Kim, I’ve had a level of panic rising,too. It ebbs and flows daily. Given all that surrounds us (over which we have little immediate control), my panic threatens to burst out of me, splashing every surface of my life. A long time ago in the face of a seemingly insurmountable crisis that threatened my family’s well being, I learned to focus on what was right in front of me. The lesson came to me in the form of a cardinal, startlingly beautiful in his redness against my winter backyard. He sat on window sill and looked at me. What did he see? Worry, anxiety, a worn heart. What did I see? Beauty in the moment. Hope, calm, understanding. Blessings on you and your family. Your words are always a great comfort to me.

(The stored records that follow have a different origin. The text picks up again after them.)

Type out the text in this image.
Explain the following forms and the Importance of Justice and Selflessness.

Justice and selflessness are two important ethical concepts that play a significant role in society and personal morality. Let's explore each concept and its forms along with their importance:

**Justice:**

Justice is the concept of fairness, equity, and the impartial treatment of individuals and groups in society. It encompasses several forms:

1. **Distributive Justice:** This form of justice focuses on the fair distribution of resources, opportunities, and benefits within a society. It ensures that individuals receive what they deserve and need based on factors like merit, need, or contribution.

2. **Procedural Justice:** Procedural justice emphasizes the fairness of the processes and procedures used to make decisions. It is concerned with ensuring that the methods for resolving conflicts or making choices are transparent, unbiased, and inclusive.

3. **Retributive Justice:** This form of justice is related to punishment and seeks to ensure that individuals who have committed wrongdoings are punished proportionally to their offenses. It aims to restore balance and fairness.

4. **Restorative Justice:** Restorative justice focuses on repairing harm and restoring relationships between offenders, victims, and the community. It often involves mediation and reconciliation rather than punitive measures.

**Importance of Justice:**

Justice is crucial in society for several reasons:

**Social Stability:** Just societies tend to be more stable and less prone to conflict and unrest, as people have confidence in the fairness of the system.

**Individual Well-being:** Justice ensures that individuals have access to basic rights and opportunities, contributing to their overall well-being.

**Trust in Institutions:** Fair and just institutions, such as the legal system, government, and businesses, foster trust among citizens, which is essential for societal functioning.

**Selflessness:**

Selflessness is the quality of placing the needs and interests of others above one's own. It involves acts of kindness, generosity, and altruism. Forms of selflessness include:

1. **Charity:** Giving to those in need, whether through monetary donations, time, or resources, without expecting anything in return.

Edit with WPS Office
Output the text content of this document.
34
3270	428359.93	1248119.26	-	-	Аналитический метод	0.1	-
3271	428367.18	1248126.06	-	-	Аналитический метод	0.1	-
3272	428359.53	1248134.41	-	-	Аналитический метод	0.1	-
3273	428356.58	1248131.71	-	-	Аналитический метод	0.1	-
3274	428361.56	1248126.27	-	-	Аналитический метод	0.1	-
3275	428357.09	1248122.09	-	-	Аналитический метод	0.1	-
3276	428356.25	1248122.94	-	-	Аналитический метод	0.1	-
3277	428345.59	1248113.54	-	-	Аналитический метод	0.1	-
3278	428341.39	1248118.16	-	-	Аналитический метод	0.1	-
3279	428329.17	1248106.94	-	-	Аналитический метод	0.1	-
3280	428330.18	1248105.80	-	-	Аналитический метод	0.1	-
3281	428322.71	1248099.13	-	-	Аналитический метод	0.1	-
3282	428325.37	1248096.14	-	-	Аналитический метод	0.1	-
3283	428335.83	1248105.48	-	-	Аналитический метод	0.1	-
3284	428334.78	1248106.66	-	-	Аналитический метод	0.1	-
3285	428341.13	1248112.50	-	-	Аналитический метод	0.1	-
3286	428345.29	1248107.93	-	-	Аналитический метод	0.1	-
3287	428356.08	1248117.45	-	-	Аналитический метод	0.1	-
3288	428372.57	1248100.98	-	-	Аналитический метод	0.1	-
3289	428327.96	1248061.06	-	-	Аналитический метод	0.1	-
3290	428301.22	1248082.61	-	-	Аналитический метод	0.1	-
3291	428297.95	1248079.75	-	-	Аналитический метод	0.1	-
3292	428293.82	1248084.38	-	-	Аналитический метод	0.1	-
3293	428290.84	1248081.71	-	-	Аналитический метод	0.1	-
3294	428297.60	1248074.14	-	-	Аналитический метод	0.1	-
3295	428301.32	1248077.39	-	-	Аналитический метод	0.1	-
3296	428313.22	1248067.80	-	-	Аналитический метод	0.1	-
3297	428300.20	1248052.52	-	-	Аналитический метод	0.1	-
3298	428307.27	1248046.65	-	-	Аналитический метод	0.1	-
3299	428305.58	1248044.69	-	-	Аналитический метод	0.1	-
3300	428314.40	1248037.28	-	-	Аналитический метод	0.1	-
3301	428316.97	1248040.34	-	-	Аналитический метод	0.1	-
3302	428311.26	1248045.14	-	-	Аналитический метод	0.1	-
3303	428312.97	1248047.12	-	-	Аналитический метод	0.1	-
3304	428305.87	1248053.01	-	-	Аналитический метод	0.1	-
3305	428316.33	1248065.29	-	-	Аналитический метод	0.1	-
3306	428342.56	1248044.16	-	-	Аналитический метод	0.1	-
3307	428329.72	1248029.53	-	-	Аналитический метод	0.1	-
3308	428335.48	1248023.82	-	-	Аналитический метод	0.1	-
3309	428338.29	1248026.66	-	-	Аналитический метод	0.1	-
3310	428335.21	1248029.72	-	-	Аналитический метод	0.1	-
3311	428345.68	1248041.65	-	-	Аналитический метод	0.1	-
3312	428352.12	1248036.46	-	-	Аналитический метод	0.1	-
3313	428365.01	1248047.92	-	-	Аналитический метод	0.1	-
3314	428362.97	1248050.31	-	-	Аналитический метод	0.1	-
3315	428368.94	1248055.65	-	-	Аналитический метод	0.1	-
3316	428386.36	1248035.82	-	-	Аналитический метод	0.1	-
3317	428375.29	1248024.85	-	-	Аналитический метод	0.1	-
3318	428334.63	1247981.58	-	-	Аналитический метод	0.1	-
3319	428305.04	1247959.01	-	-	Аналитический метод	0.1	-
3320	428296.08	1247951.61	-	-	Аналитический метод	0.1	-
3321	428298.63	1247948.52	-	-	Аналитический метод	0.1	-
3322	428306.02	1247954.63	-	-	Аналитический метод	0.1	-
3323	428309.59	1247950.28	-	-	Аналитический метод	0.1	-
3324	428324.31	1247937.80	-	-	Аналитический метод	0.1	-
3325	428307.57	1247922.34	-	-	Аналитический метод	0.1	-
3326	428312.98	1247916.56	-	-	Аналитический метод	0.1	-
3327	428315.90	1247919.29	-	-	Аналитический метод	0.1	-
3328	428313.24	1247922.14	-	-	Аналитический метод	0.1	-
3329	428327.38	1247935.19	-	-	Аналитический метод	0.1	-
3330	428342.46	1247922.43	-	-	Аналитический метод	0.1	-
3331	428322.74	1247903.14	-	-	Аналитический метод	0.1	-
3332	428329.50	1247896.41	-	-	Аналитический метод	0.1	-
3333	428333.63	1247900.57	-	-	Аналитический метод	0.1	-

Ah, Jill, lovely Jill. Thank you. Birds have comforted me greatly as well–and so have the people who are like birds, who are able to live in the moment in grace and ARE just who they are. Apparently to BE like a bird takes a lifetime of hard work. We are all on that journey. I love that moment you describe, this moment of wonder in the midst of crisis. You are an encouragement to me!
Wow! This post was so dead on for me this week, thank you! Like Jeanine, I obsessively track the news throughout the day. Last Monday, I was the first in our family to see the news about the Tubbs fire in Santa Rosa. I realized my husband’s uncle was within a couple blocks of the buildings actively burning there. I immediately jumped into my crisis mode: hounding family members for his address and cell number, locating his home on interactive burn area and evacuation maps, forwarding local news articles and city websites to his children and sister, and finally making contact with him personally. He had been evacuated at 2am Monday. The fire had taken the first two houses on his street, but his house was spared. As I worked frantically to learn of his safety and reach out to help, I became aware of the contrasting lack of concern on the part of my husband’s family. They assumed their characteristic “All will be fine” stance – a message left on the home phone was enough. Over the week, I moved from panic, to frustration, to plain-old indignation. Why weren’t they worried? Why wouldn’t my mom-in-law reach out herself? Why wait four days before calling his cell? When I suggested it, his niece flat out refused to take in his cats so he could move into our vacation share. To make it worse, I started feeling a vibe like they felt it wasn’t my place to worry so much, to extend a helping hand. It took me a while to realize that by jumping in so quickly, I was making them look derelict. The more I did, the worse everyone else looked. While my intensions were good, I have yet to develop any grace in my efforts, to help in a way that soothes the pain of those I’m trying to help. Yep, as a do-gooder, I’m rather like a bull trying to serve tea. You’re post has helped me let go and seek a gentler, subtler way to express my love for my husband’s family. Tonight, I’ll simply call my mom-in-law to see how her day was.
Alison, first let me say that if I am ever in crisis, I want you on my team! Secondly, I am so glad your husband’s uncle is okay. And thirdly, I love that thought about calling your mother-in-law. It reminds me that I need to do the same! And finally, we are so glad to have you join our discussions here. . .welcome!